I was tasked with creating a family of icons to be used in the future of the Skype product suite. My brief was to re-draw all 80+ existing icons to work across multiple platforms and cultures — whilst being recognisably “Skype”.
Concept Direct link
A project of this size — that touched so many parts of the product — needed a careful approach. Working in collaboration with the wider product team led by Steve Pearce, we started with research, sketching and a lot of iteration.
Having never designed icons before (talk about a steep learning curve) my main source of inspiration was the incredible IconWerk — whose use of negative space was a big influence. Here you can see me (right) questioning existence itself.
An exciting part of the design process at Skype was the research and testing. Since the product is used by audiences of all ages and demographics spanning unique cultures — our iconography needed to be recognisable by all. Much like the infamous floppy disk to represent ‘Save’ — a rotary phone is understood by older audiences, but not by younger ones. Similarly the throwback of a webcam was too abstract for some people.

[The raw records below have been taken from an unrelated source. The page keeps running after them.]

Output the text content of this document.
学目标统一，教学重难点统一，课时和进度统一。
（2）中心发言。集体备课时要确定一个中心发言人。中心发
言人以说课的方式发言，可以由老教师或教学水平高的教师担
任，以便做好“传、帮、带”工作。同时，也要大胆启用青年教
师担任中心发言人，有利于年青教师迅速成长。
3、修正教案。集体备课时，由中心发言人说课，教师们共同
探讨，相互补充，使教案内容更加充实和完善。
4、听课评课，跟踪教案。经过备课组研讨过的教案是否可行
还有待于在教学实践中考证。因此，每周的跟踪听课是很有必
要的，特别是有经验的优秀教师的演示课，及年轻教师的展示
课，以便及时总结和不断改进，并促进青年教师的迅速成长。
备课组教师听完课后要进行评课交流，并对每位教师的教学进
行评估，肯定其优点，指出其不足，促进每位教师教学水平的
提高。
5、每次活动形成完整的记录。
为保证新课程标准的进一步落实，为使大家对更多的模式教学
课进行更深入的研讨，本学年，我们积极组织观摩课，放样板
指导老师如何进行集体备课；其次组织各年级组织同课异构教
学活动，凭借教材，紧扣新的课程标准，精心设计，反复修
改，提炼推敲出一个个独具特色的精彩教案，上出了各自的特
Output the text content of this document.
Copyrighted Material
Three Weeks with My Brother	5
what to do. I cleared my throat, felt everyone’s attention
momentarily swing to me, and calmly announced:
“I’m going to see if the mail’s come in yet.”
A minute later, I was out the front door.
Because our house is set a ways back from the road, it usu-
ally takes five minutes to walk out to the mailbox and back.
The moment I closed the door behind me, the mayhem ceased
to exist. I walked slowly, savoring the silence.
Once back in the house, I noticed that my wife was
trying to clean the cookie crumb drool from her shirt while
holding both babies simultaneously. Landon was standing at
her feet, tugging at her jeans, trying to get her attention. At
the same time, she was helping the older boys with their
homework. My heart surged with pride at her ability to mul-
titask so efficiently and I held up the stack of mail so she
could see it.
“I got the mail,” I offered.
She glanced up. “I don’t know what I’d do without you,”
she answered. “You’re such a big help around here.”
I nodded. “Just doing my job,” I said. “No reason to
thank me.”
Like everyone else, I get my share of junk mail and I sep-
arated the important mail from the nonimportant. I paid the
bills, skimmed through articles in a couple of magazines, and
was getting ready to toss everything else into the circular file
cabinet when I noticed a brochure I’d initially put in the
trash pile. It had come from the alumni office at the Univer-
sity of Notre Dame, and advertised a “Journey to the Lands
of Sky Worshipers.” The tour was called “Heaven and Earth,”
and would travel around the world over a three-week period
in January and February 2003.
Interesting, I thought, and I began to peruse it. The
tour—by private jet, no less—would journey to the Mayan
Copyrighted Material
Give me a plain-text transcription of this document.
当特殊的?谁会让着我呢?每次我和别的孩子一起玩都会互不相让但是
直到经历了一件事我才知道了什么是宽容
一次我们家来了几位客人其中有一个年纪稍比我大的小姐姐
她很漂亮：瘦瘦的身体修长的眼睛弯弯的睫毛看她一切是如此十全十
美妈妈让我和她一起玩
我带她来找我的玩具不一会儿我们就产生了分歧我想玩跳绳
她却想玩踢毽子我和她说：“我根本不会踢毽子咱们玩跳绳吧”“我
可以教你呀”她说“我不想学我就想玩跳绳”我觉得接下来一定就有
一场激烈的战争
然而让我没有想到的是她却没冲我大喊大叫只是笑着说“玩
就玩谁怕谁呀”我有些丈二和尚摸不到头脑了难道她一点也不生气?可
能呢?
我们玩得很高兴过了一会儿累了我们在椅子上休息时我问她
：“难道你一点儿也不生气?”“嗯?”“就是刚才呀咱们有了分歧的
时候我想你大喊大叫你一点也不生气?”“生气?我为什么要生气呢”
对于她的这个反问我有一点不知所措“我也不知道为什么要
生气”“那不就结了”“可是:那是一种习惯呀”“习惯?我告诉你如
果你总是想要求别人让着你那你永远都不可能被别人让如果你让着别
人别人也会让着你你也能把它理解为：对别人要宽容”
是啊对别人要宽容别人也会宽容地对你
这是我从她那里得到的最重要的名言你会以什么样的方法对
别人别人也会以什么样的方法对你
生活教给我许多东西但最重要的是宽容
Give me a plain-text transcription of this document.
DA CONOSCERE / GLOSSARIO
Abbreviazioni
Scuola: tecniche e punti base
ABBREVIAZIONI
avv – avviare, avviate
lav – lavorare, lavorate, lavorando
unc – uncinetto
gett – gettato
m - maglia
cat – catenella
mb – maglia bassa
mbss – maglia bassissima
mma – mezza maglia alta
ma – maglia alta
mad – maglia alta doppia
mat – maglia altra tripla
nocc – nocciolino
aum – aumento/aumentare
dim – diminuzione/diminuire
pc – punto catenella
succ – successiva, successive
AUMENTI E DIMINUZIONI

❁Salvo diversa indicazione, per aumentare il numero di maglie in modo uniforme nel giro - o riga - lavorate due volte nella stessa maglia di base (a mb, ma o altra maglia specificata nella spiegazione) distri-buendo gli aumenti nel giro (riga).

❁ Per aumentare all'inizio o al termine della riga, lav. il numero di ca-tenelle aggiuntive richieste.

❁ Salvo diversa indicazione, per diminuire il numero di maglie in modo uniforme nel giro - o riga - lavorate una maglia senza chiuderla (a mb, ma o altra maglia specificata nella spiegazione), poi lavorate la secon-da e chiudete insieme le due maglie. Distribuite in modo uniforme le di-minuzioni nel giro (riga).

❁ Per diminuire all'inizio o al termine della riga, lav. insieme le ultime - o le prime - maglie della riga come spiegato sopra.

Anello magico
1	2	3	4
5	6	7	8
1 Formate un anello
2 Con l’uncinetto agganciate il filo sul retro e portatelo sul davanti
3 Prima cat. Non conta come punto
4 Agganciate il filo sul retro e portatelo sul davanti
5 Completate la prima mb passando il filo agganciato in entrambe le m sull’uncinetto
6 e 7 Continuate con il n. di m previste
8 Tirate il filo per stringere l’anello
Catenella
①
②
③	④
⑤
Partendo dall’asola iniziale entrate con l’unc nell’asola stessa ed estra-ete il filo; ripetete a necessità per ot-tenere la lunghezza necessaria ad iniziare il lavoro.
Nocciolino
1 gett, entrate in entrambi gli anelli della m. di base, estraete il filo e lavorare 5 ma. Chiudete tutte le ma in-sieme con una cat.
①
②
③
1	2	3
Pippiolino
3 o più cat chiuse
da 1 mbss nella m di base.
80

Still, I didn’t totally nail it.
Mathematical! Direct link
To ensure that the entire set scaled down on hand-held devices as well as up to HD TVs (and beyond) we enlisted the help of a mathematician who I worked with to find a rate of curve, grid and angles that could scale without compromising the construction of the shapes. This meant that each icon needed to follow a very strict formula and construction guide to how it was drawn.
Bringing it all together Direct link
Icons needed to work well individually and as part of a set, whilst also holding onto their unique Skype style. A frustrating but important part of the process was to construct an icon (as above) then tweak it to feel harmonious with the entire set. Rinse and repeat.
Usage Direct link
The icons I designed were used by Skype across their entire suite of products for over a decade — until it was unified into Microsoft’s UI style. A pretty good tenure for digital work. During that time, I was proud that my work was seen by an app your gran uses!
And finally… my work featured in the movie, ’Unfriended‘ (image courtesy of Universal Pictures). I’m still not sure how I feel about this.